Written by Ellen Ryan
Research backs up this dancer’s comments encouraging others like herself to jump into new creative activities at any age and see how they grow.
I like to define Resilient Aging as using the up’s and down’s of life to adapt well to age-associated changes. Creativity builds resilience. Sharing the creative process and products builds resilience in the family/community.
Art – Good for Aging Brains
According to McFadden and Basting, both artists and art lovers go beyond routine thinking in creating art. They try to figure out what an artwork might or should mean: they interpret, imagine, evaluate, and make decisions. With few clear guidelines, they search their memories and associations for relevant connections, discard extraneous paths, and organize what remains. Thus, they exercise many brain skills, including working memory which is particularly susceptible to aging declines.

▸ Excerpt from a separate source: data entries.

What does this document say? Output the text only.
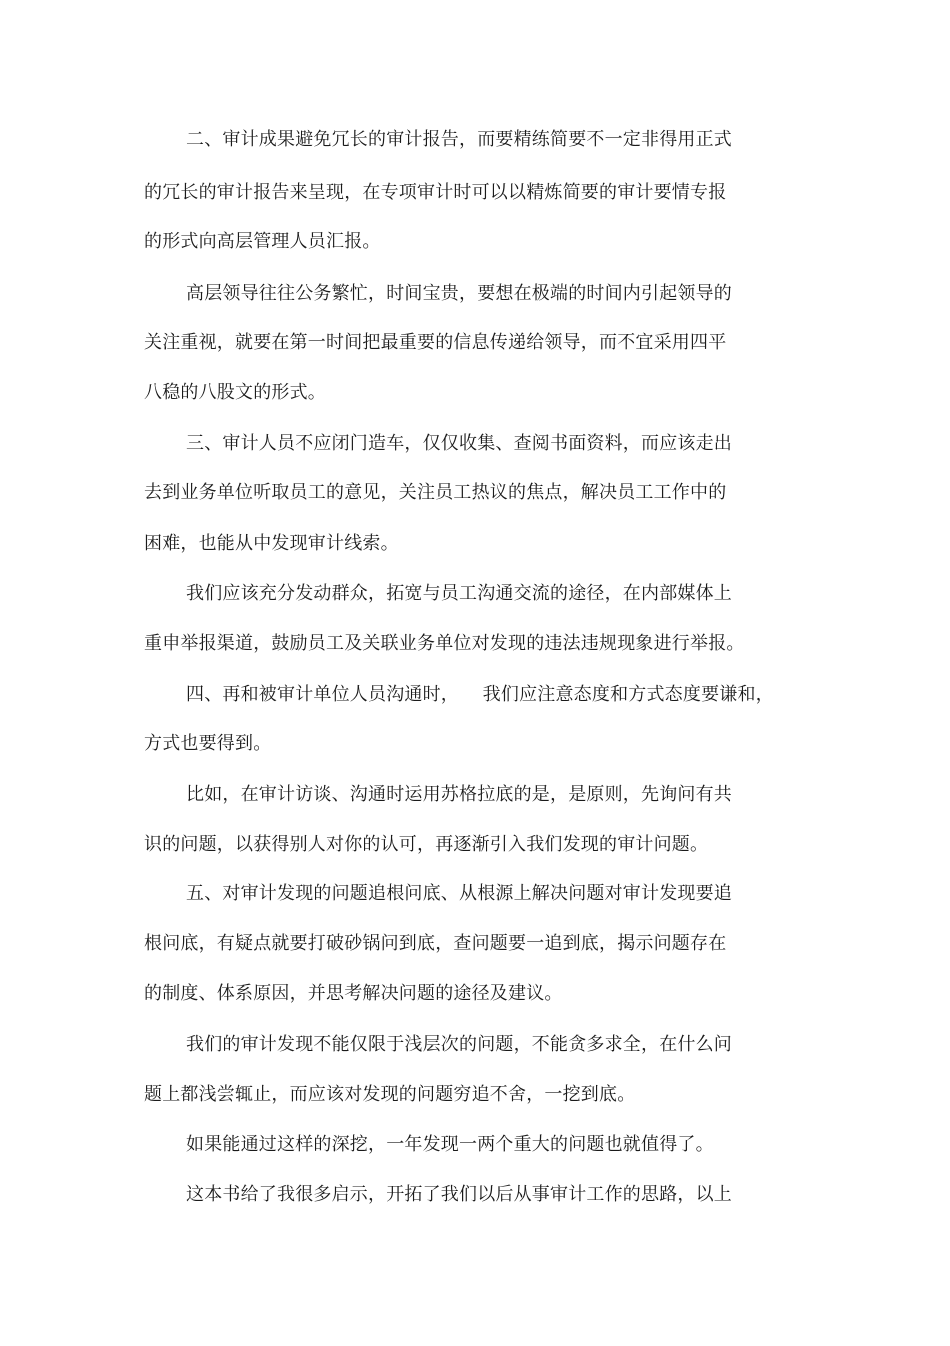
二、审计成果避免冗长的审计报告，而要精练简要不一定非得用正式
的冗长的审计报告来呈现，在专项审计时可以以精炼简要的审计要情专报
的形式向高层管理人员汇报。
高层领导往往公务繁忙，时间宝贵，要想在极端的时间内引起领导的
关注重视，就要在第一时间把最重要的信息传递给领导，而不宜采用四平
八稳的八股文的形式。
三、审计人员不应闭门造车，仅仅收集、查阅书面资料，而应该走出
去到业务单位听取员工的意见，关注员工热议的焦点，解决员工工作中的
困难，也能从中发现审计线索。
我们应该充分发动群众，拓宽与员工沟通交流的途径，在内部媒体上
重申举报渠道，鼓励员工及关联业务单位对发现的违法违规现象进行举报。
四、再和被审计单位人员沟通时，    我们应注意态度和方式态度要谦和，
方式也要得到。
比如，在审计访谈、沟通时运用苏格拉底的是，是原则，先询问有共
识的问题，以获得别人对你的认可，再逐渐引入我们发现的审计问题。
五、对审计发现的问题追根问底、从根源上解决问题对审计发现要追
根问底，有疑点就要打破砂锅问到底，查问题要一追到底，揭示问题存在
的制度、体系原因，并思考解决问题的途径及建议。
我们的审计发现不能仅限于浅层次的问题，不能贪多求全，在什么问
题上都浅尝辄止，而应该对发现的问题穷追不舍，一挖到底。
如果能通过这样的深挖，一年发现一两个重大的问题也就值得了。
这本书给了我很多启示，开拓了我们以后从事审计工作的思路，以上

Creativity in Age through Centuries
Here is a list of famous artists with major accomplishments in late life:
1. Michelangelo, 16th c Italy, architect/painter/sculptor
Architect for St Peter’s in Rome, designed the Dome – from age 72 to age 88
2. Antonio Stradivari, 18th c Italy, violin maker
1000 violins, built from age 22 to age 93
3. Grandma Moses, 20th c USA, painter
Began painting at age 76, Painted until a centenarian
4. Pablo Picasso, 20th c Spain/France, painter
347 engravings in a year, at age 87
5. Martha Graham, 20th c USA, choreographer
Last work (Maple Leaf Rag) created at age 96
Creativity with Age-Related Impairments
Older famous artists are also well known for adapting to various impairments while they continued creating their art. Claude Monet, 19th century French painter, adapted to a more abstract style as his vision became more and more impaired. He began his water lily paintings at this time, and his other series (e.g., Rouen Cathedral and the haystacks). His impressionist colleague Auguste Renoir dealt with severe rheumatoid arthritis for his last 20 years of painting and sculpture.

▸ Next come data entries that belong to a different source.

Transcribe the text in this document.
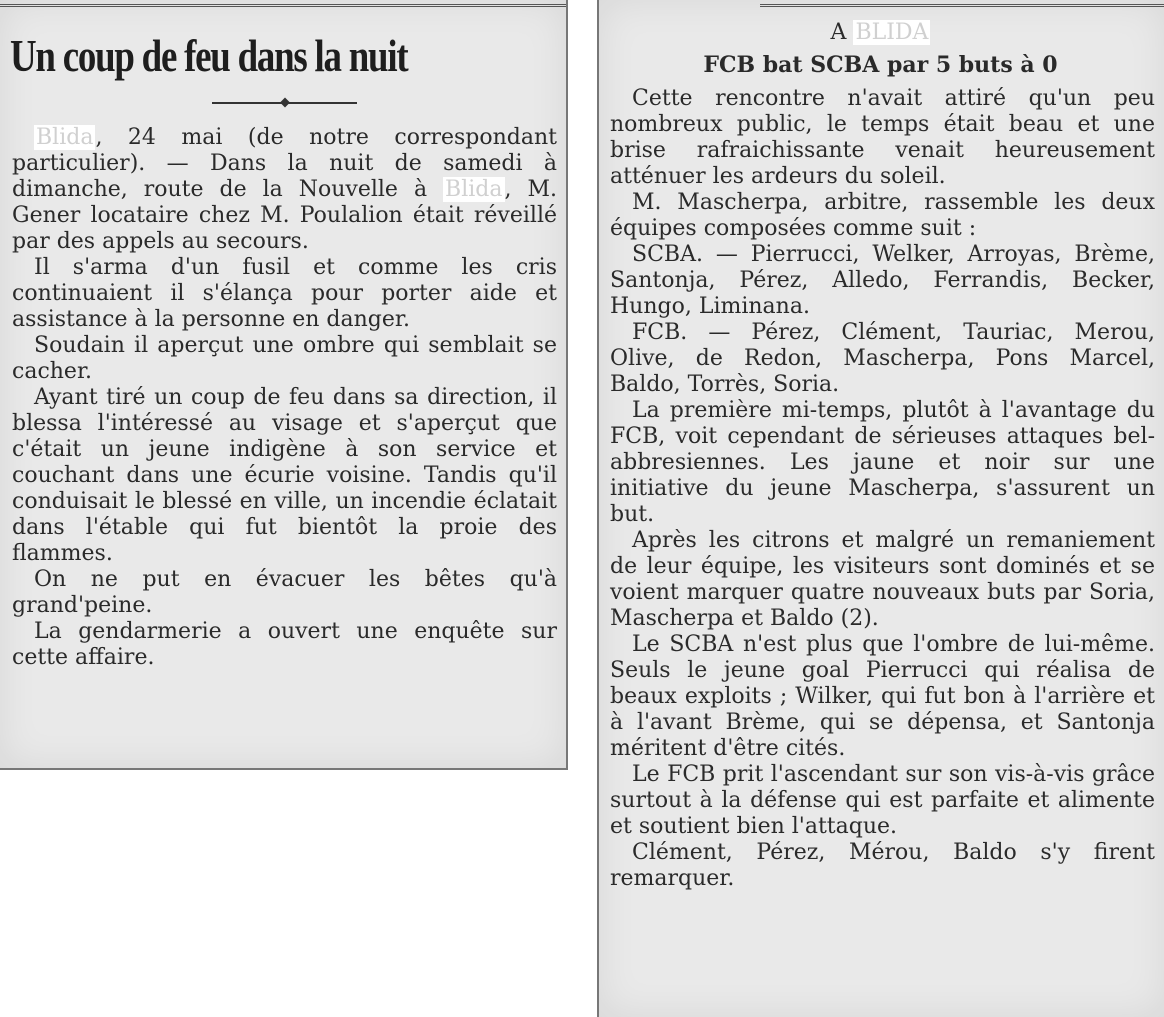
Un coup de feu dans la nuit

Blida, 24 mai (de notre correspondant particulier). — Dans la nuit de samedi à dimanche, route de la Nouvelle à Blida, M. Gener locataire chez M. Poulalion était réveillé par des appels au secours.

Il s'arma d'un fusil et comme les cris continuaient il s'élança pour porter aide et assistance à la personne en danger.

Soudain il aperçut une ombre qui semblait se cacher.

Ayant tiré un coup de feu dans sa direction, il blessa l'intéressé au visage et s'aperçut que c'était un jeune indigène à son service et couchant dans une écurie voisine. Tandis qu'il conduisait le blessé en ville, un incendie éclatait dans l'étable qui fut bientôt la proie des flammes.

On ne put en évacuer les bêtes qu'à grand'peine.

La gendarmerie a ouvert une enquête sur cette affaire.

A BLIDA

FCB bat SCBA par 5 buts à 0

Cette rencontre n'avait attiré qu'un peu nombreux public, le temps était beau et une brise rafraichissante venait heureusement atténuer les ardeurs du soleil.

M. Mascherpa, arbitre, rassemble les deux équipes composées comme suit :

SCBA. — Pierrucci, Welker, Arroyas, Brème, Santonja, Pérez, Alledo, Ferrandis, Becker, Hungo, Liminana.

FCB. — Pérez, Clément, Tauriac, Merou, Olive, de Redon, Mascherpa, Pons Marcel, Baldo, Torrès, Soria.

La première mi-temps, plutôt à l'avantage du FCB, voit cependant de sérieuses attaques bel-abbresiennes. Les jaune et noir sur une initiative du jeune Mascherpa, s'assurent un but.

Après les citrons et malgré un remaniement de leur équipe, les visiteurs sont dominés et se voient marquer quatre nouveaux buts par Soria, Mascherpa et Baldo (2).

Le SCBA n'est plus que l'ombre de lui-même. Seuls le jeune goal Pierrucci qui réalisa de beaux exploits ; Wilker, qui fut bon à l'arrière et à l'avant Brème, qui se dépensa, et Santonja méritent d'être cités.

Le FCB prit l'ascendant sur son vis-à-vis grâce surtout à la défense qui est parfaite et alimente et soutient bien l'attaque.

Clément, Pérez, Mérou, Baldo s'y firent remarquer.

Does Creativity Decline with Age?
According to Simonton, wide individual differences appear in the data about artist age for great works of art. The general pattern is as follows: Youth favours creativity which is conceptual and which involves detailed computations and rule-based innovation. Older age favours creativity which is based on experience or accumulated knowledge and which is experimental, involving thinking outside the box.

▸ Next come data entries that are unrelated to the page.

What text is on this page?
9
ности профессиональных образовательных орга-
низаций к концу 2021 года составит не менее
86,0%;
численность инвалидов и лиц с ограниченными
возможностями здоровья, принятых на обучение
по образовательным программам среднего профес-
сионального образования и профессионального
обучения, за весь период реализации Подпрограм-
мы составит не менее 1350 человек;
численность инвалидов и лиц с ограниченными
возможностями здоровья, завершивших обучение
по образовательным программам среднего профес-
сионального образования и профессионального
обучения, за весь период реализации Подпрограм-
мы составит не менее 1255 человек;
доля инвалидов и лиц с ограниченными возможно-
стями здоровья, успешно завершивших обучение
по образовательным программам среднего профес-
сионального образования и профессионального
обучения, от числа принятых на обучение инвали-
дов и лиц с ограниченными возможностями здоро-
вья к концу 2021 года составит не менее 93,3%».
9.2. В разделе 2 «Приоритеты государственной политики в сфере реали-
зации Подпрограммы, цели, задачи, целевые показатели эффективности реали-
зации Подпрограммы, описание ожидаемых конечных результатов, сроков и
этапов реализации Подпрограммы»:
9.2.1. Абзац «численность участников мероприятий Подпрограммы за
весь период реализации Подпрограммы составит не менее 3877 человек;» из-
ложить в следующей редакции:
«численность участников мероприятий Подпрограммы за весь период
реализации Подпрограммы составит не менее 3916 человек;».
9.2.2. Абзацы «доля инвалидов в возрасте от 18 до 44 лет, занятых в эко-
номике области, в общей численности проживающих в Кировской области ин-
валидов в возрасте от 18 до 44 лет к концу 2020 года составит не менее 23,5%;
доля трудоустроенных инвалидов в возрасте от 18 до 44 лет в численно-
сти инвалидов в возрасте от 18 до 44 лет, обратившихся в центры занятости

Benefits of Engaging in Group Creative Activities
Gene Cohen led intervention studies demonstrating benefits for 80-99-year-olds participating in creative arts in small groups with a professional artist/leader and high standards (concert or exhibit at the end). Activities studies include poetry writing, choirs, jewelry making, and visual arts. Improvements noted in comparison to control groups include psychological benefits (e.g., depression scores), social benefits (e.g., less loneliness), and health benefits (e.g., lower blood pressure and fewer doctor visits).
Why not start now, creating for the joy of it?
For the joy, the learning, and the sharing, many older adults are taking up new (or resumed) creative activities during their retirement years. Since many of us need an extra stimulus and all of us can benefit from group activities, senior centres and community organizations are offering arts groups for seniors.
So many creative activities to choose from – dance, singing, writing, painting, drama, flower arranging, photography, … and perhaps the tastiest of them all – creative cooking!